Other actions which will reduce the populations of red palm weevil include setting up traps. Packets which exude a combination of a kairomone, the smell from a wound on the tree, and a pheromone, the scent of a female beetle, will lure the weevils to buckets part filled with water where they may drown. Releasing sterile males can also reduce populations but what really counts is political will and over the recession that hasn't always been evident in Portugal. Of course it's easy to criticise when austerity has to be implemented under EU rules and money is so very short: saving trees may come low down on a government's list of priorities. Considering, however, the costs of removing and incinerating dead trees and then replacing them with new ones perhaps the government could be persuaded to subsidise preventive treatments. People in the Algarve can pay €30 or more for a weevil trap which in India sells for a tenth of the price and in Jordan for even less.

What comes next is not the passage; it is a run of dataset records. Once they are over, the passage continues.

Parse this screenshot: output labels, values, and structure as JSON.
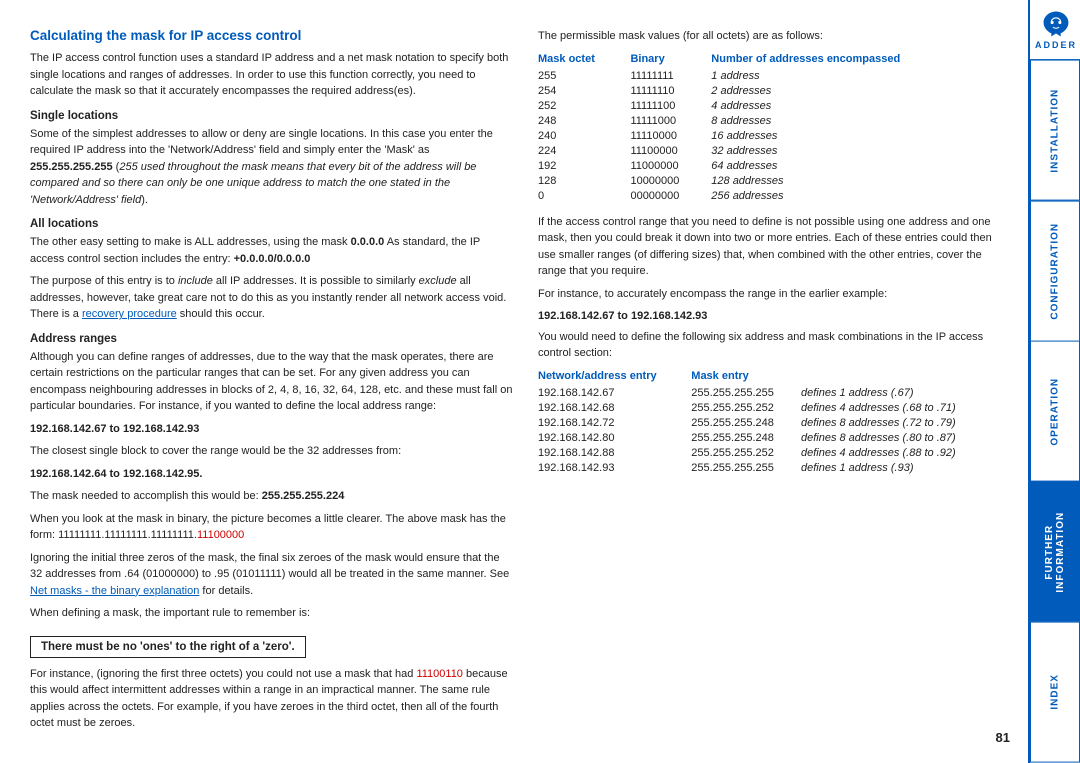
{
  "page": {
    "title": "Calculating the mask for IP access control",
    "page_number": "81"
  },
  "intro_para": "The IP access control function uses a standard IP address and a net mask notation to specify both single locations and ranges of addresses. In order to use this function correctly, you need to calculate the mask so that it accurately encompasses the required address(es).",
  "sections": {
    "single_locations": {
      "heading": "Single locations",
      "para1": "Some of the simplest addresses to allow or deny are single locations. In this case you enter the required IP address into the 'Network/Address' field and simply enter the 'Mask' as ",
      "mask_value": "255.255.255.255",
      "para1_suffix": " (",
      "italic_note": "255 used throughout the mask means that every bit of the address will be compared and so there can only be one unique address to match the one stated in the 'Network/Address' field",
      "italic_close": ")."
    },
    "all_locations": {
      "heading": "All locations",
      "para1": "The other easy setting to make is ALL addresses, using the mask ",
      "mask_value": "0.0.0.0",
      "para1_suffix": " As standard, the IP access control section includes the entry: ",
      "entry_value": "+0.0.0.0/0.0.0.0",
      "para2": "The purpose of this entry is to ",
      "include_italic": "include",
      "para2_suffix": " all IP addresses. It is possible to similarly ",
      "exclude_italic": "exclude",
      "para2_suffix2": " all addresses, however, take great care not to do this as you instantly render all network access void. There is a ",
      "link_text": "recovery procedure",
      "para2_end": " should this occur."
    },
    "address_ranges": {
      "heading": "Address ranges",
      "para1": "Although you can define ranges of addresses, due to the way that the mask operates, there are certain restrictions on the particular ranges that can be set. For any given address you can encompass neighbouring addresses in blocks of 2, 4, 8, 16, 32, 64, 128, etc. and these must fall on particular boundaries. For instance, if you wanted to define the local address range:",
      "range1": "192.168.142.67 to 192.168.142.93",
      "para2": "The closest single block to cover the range would be the 32 addresses from:",
      "range2": "192.168.142.64 to 192.168.142.95.",
      "para3": "The mask needed to accomplish this would be: ",
      "mask3": "255.255.255.224",
      "para4": "When you look at the mask in binary, the picture becomes a little clearer. The above mask has the form: 11111111.11111111.11111111.",
      "binary_highlight": "11100000",
      "para5": "Ignoring the initial three zeros of the mask, the final six zeroes of the mask would ensure that the 32 addresses from .64 (01000000) to .95 (01011111) would all be treated in the same manner. See ",
      "link2": "Net masks - the binary explanation",
      "para5_end": " for details.",
      "para6": "When defining a mask, the important rule to remember is:",
      "rule_text": "There must be no 'ones' to the right of a 'zero'.",
      "para7": "For instance, (ignoring the first three octets) you could not use a mask that had ",
      "bad_binary": "11100110",
      "para7_suffix": " because this would affect intermittent addresses within a range in an impractical manner. The same rule applies across the octets. For example, if you have zeroes in the third octet, then all of the fourth octet must be zeroes."
    }
  },
  "right_content": {
    "permissible_intro": "The permissible mask values (for all octets) are as follows:",
    "table_headers": {
      "mask_octet": "Mask octet",
      "binary": "Binary",
      "addresses": "Number of addresses encompassed"
    },
    "table_rows": [
      {
        "octet": "255",
        "binary": "11111111",
        "addresses": "1 address"
      },
      {
        "octet": "254",
        "binary": "11111110",
        "addresses": "2 addresses"
      },
      {
        "octet": "252",
        "binary": "11111100",
        "addresses": "4 addresses"
      },
      {
        "octet": "248",
        "binary": "11111000",
        "addresses": "8 addresses"
      },
      {
        "octet": "240",
        "binary": "11110000",
        "addresses": "16 addresses"
      },
      {
        "octet": "224",
        "binary": "11100000",
        "addresses": "32 addresses"
      },
      {
        "octet": "192",
        "binary": "11000000",
        "addresses": "64 addresses"
      },
      {
        "octet": "128",
        "binary": "10000000",
        "addresses": "128 addresses"
      },
      {
        "octet": "0",
        "binary": "00000000",
        "addresses": "256 addresses"
      }
    ],
    "para_impossible": "If the access control range that you need to define is not possible using one address and one mask, then you could break it down into two or more entries. Each of these entries could then use smaller ranges (of differing sizes) that, when combined with the other entries, cover the range that you require.",
    "para_instance": "For instance, to accurately encompass the range in the earlier example:",
    "ip_range_display": "192.168.142.67 to 192.168.142.93",
    "para_need": "You would need to define the following six address and mask combinations in the IP access control section:",
    "network_headers": {
      "network_entry": "Network/address entry",
      "mask_entry": "Mask entry"
    },
    "network_rows": [
      {
        "network": "192.168.142.67",
        "mask": "255.255.255.255",
        "defines": "defines 1 address (.67)"
      },
      {
        "network": "192.168.142.68",
        "mask": "255.255.255.252",
        "defines": "defines 4 addresses (.68 to .71)"
      },
      {
        "network": "192.168.142.72",
        "mask": "255.255.255.248",
        "defines": "defines 8 addresses (.72 to .79)"
      },
      {
        "network": "192.168.142.80",
        "mask": "255.255.255.248",
        "defines": "defines 8 addresses (.80 to .87)"
      },
      {
        "network": "192.168.142.88",
        "mask": "255.255.255.252",
        "defines": "defines 4 addresses (.88 to .92)"
      },
      {
        "network": "192.168.142.93",
        "mask": "255.255.255.255",
        "defines": "defines 1 address (.93)"
      }
    ]
  },
  "sidebar": {
    "tabs": [
      {
        "label": "INSTALLATION",
        "active": false
      },
      {
        "label": "CONFIGURATION",
        "active": false
      },
      {
        "label": "OPERATION",
        "active": false
      },
      {
        "label": "FURTHER INFORMATION",
        "active": true
      },
      {
        "label": "INDEX",
        "active": false
      }
    ],
    "logo_text": "ADDER"
  }
}
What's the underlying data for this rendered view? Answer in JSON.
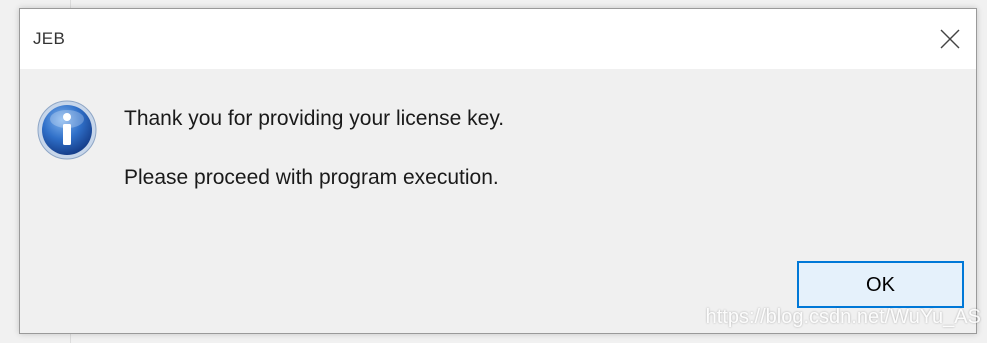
{
  "dialog": {
    "title": "JEB",
    "message_line1": "Thank you for providing your license key.",
    "message_line2": "Please proceed with program execution.",
    "ok_label": "OK",
    "icons": {
      "close": "close-icon",
      "info": "info-icon"
    }
  },
  "watermark": {
    "text": "https://blog.csdn.net/WuYu_AS"
  },
  "colors": {
    "accent": "#0078d7",
    "button_bg": "#e5f1fb",
    "dialog_bg": "#f0f0f0",
    "titlebar_bg": "#ffffff",
    "info_blue": "#1f5fb6"
  }
}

Alternatively, perhaps the palms must be abandoned as a decorative tree and other indigenous, more resilient trees used in their place.

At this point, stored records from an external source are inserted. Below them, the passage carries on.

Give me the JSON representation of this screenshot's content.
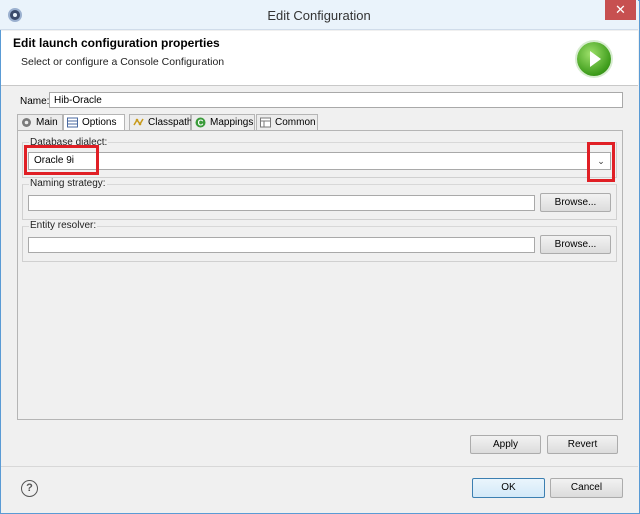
{
  "window": {
    "title": "Edit Configuration",
    "close_label": "✕"
  },
  "header": {
    "title": "Edit launch configuration properties",
    "subtitle": "Select or configure a Console Configuration",
    "run_icon": "run-icon"
  },
  "name": {
    "label": "Name:",
    "value": "Hib-Oracle"
  },
  "tabs": [
    {
      "label": "Main",
      "icon": "main-tab-icon",
      "active": false
    },
    {
      "label": "Options",
      "icon": "options-tab-icon",
      "active": true
    },
    {
      "label": "Classpath",
      "icon": "classpath-tab-icon",
      "active": false
    },
    {
      "label": "Mappings",
      "icon": "mappings-tab-icon",
      "active": false
    },
    {
      "label": "Common",
      "icon": "common-tab-icon",
      "active": false
    }
  ],
  "options": {
    "dialect_label": "Database dialect:",
    "dialect_value": "Oracle 9i",
    "naming_label": "Naming strategy:",
    "naming_value": "",
    "naming_browse": "Browse...",
    "resolver_label": "Entity resolver:",
    "resolver_value": "",
    "resolver_browse": "Browse..."
  },
  "actions": {
    "apply": "Apply",
    "revert": "Revert",
    "ok": "OK",
    "cancel": "Cancel",
    "help": "?"
  },
  "colors": {
    "highlight": "#e01f25",
    "titlebar": "#eaf3fb",
    "close": "#c75050"
  }
}
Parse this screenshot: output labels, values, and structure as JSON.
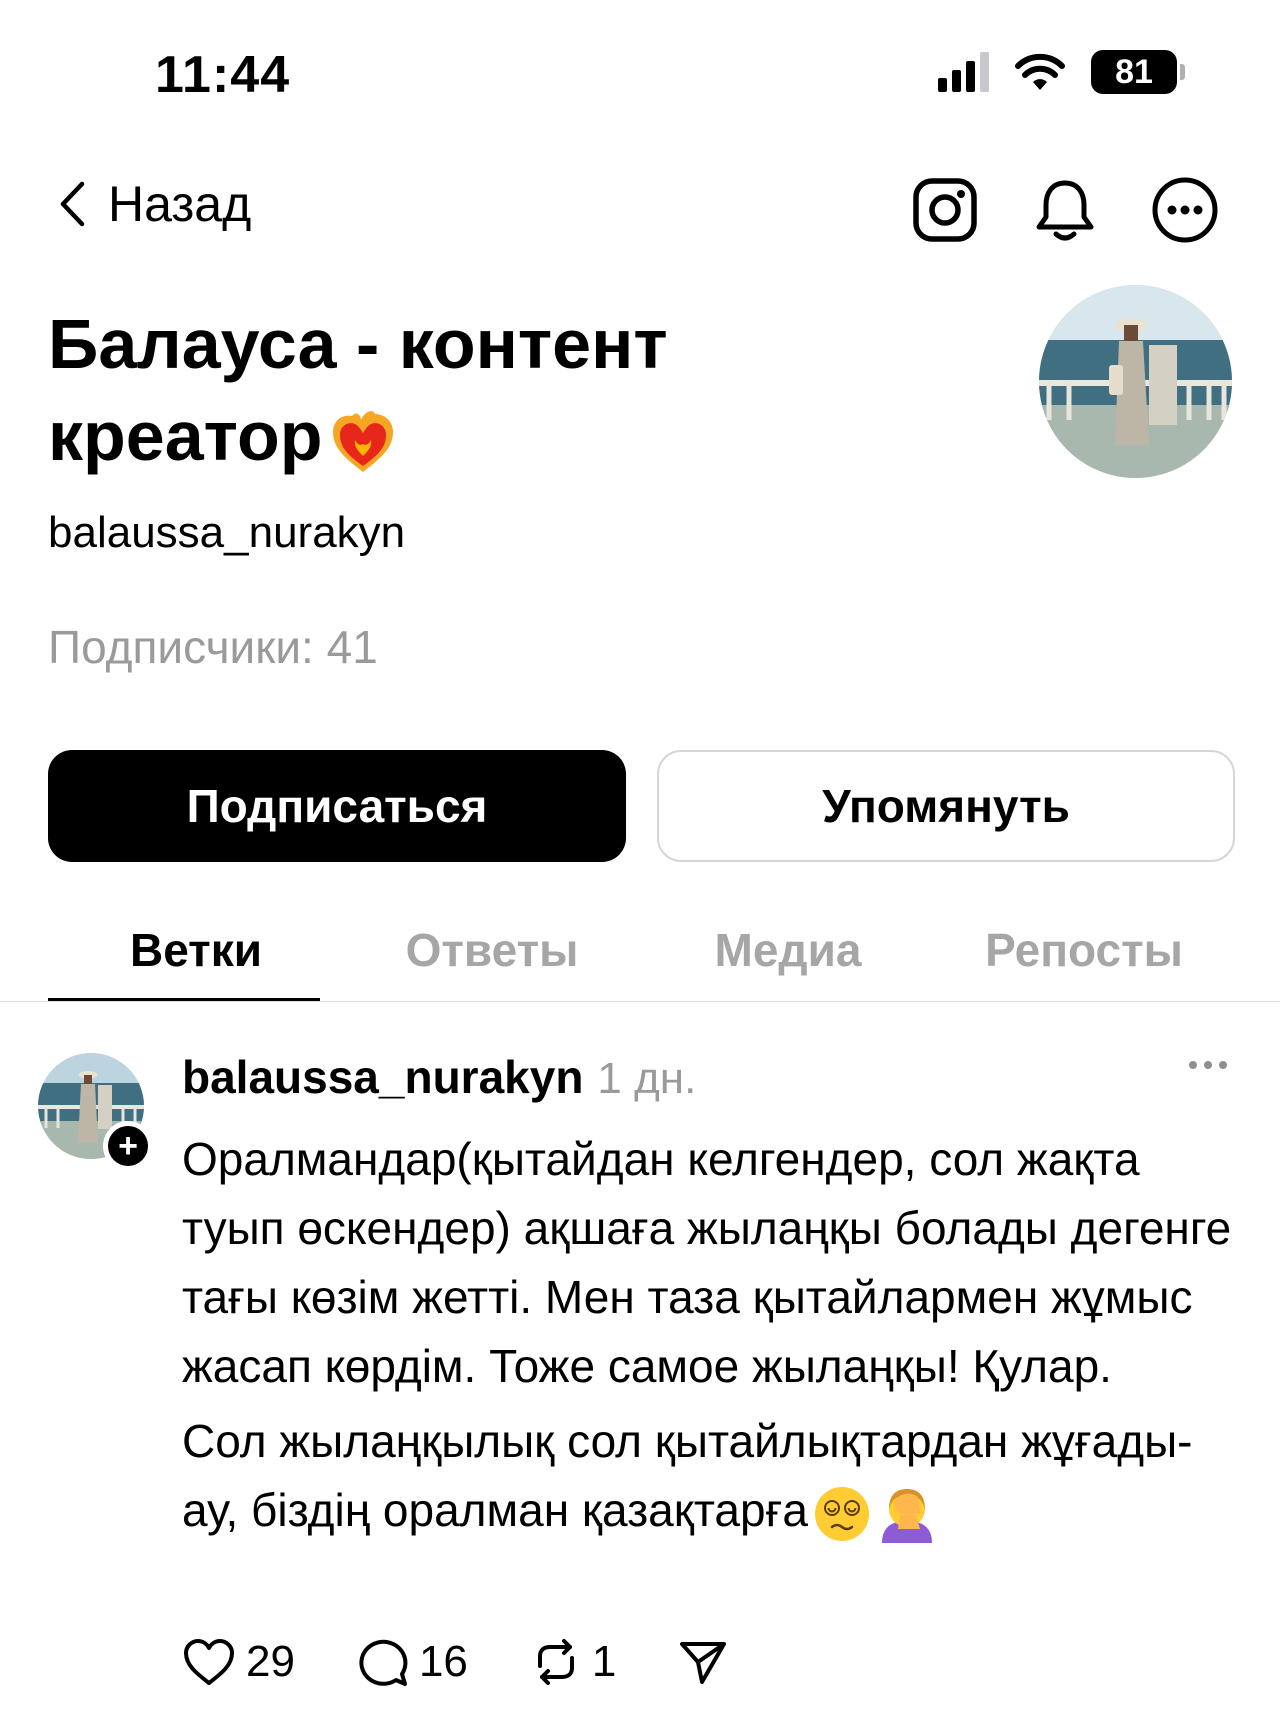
{
  "status_bar": {
    "time": "11:44",
    "battery": "81"
  },
  "nav": {
    "back_label": "Назад"
  },
  "profile": {
    "name": "Балауса - контент креатор",
    "handle": "balaussa_nurakyn",
    "followers": "Подписчики: 41"
  },
  "actions": {
    "follow_label": "Подписаться",
    "mention_label": "Упомянуть"
  },
  "tabs": [
    {
      "label": "Ветки",
      "active": true
    },
    {
      "label": "Ответы",
      "active": false
    },
    {
      "label": "Медиа",
      "active": false
    },
    {
      "label": "Репосты",
      "active": false
    }
  ],
  "post": {
    "author": "balaussa_nurakyn",
    "time": "1 дн.",
    "paragraph_1": "Оралмандар(қытайдан келгендер, сол жақта туып өскендер) ақшаға жылаңқы болады дегенге тағы көзім жетті. Мен таза қытайлармен жұмыс жасап көрдім. Тоже самое жылаңқы! Қулар.",
    "paragraph_2": "Сол жылаңқылық сол қытайлықтардан жұғады-ау, біздің оралман қазақтарға",
    "likes": "29",
    "replies": "16",
    "reposts": "1"
  },
  "icons": [
    "chevron-left-icon",
    "instagram-icon",
    "bell-icon",
    "more-circle-icon",
    "heart-icon",
    "comment-icon",
    "repost-icon",
    "share-icon",
    "more-dots-icon",
    "fire-heart-emoji",
    "dizzy-face-emoji",
    "facepalm-emoji"
  ]
}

Just as in the UK our landscapes are different from those of my childhood since we have lost virtually all our elms and are now losing many of our ash trees, Portugal's countryside will change too in ways that will make it unrecognisable to many older generation Portuguese unless both government and individuals take responsibility. And, when it comes to immigration, let's decide which sort really does affect our lives adversely and, instead of being xenophobic, why don't we all work together for the common good? 


Liza Sandell wrote:
Sunday, July 3, 2016, 11:41
As I read the article I got a buzz of recognition. This terrible pest was present and causing havoc in Oman. The Omani Ministry of Agriculture had put in place stringent restrictions on the movement of plant materials etc from infected areas
Margaret Bradley wrote:
Sunday, July 3, 2016, 19:39
Hi Liza, How sensible of the Omanis to restrict plant movements. It is interesting to read of other places where this problem has occurred. The import and export of plants is a subject that requires much thought and careful regulation. We tend to think of animal invaders causing problems - e.g. grey squirrels and mink in the UK - but plants can also be a serious nuisance. This is not only because they themselves may be undesirable but because of the parasites and fungal disease they bring.
BeckyB wrote:
Saturday, July 9, 2016, 12:47
Yikes . . .not good. It is the Ash now under threat here in England, but I don't think there is a solution for it just yet.
I think you are right the economics will be one of the biggest barriers for the government, and whilst there are as you have identified cheap solutions they are not going to take action until they are encouraged to do so. And as the oil projects in the Algarve highlight an awful lot of pressure has to be brought to get them to respond. Suspect may need 'human immigrants' like yourself to create sufficient well of concern for them to take any notice.
Margaret Bradley wrote:
Saturday, July 9, 2016, 14:47
Hi BeckyB,
I see you write about the Algarve so maybe you can raise awareness too. I think that the more people make a noise about the loss of the palms the more likely it is that something will be done. For the Algarve itself I imagine that it is economically important that the roadsides, golf courses, gardens etc. look attractive for the tourists who are the mainspring of the economy down there. However, it would be really good if the Portuguese themselves took the cause to heart: pushy foreigners can be annoying and counterproductive. Mind you, I do try, as I'm sure you also do, to be understanding about the financial problems Portugal faces so that I don't alienate those whose support matters most. Thank you for your comment and best wishes for your blog.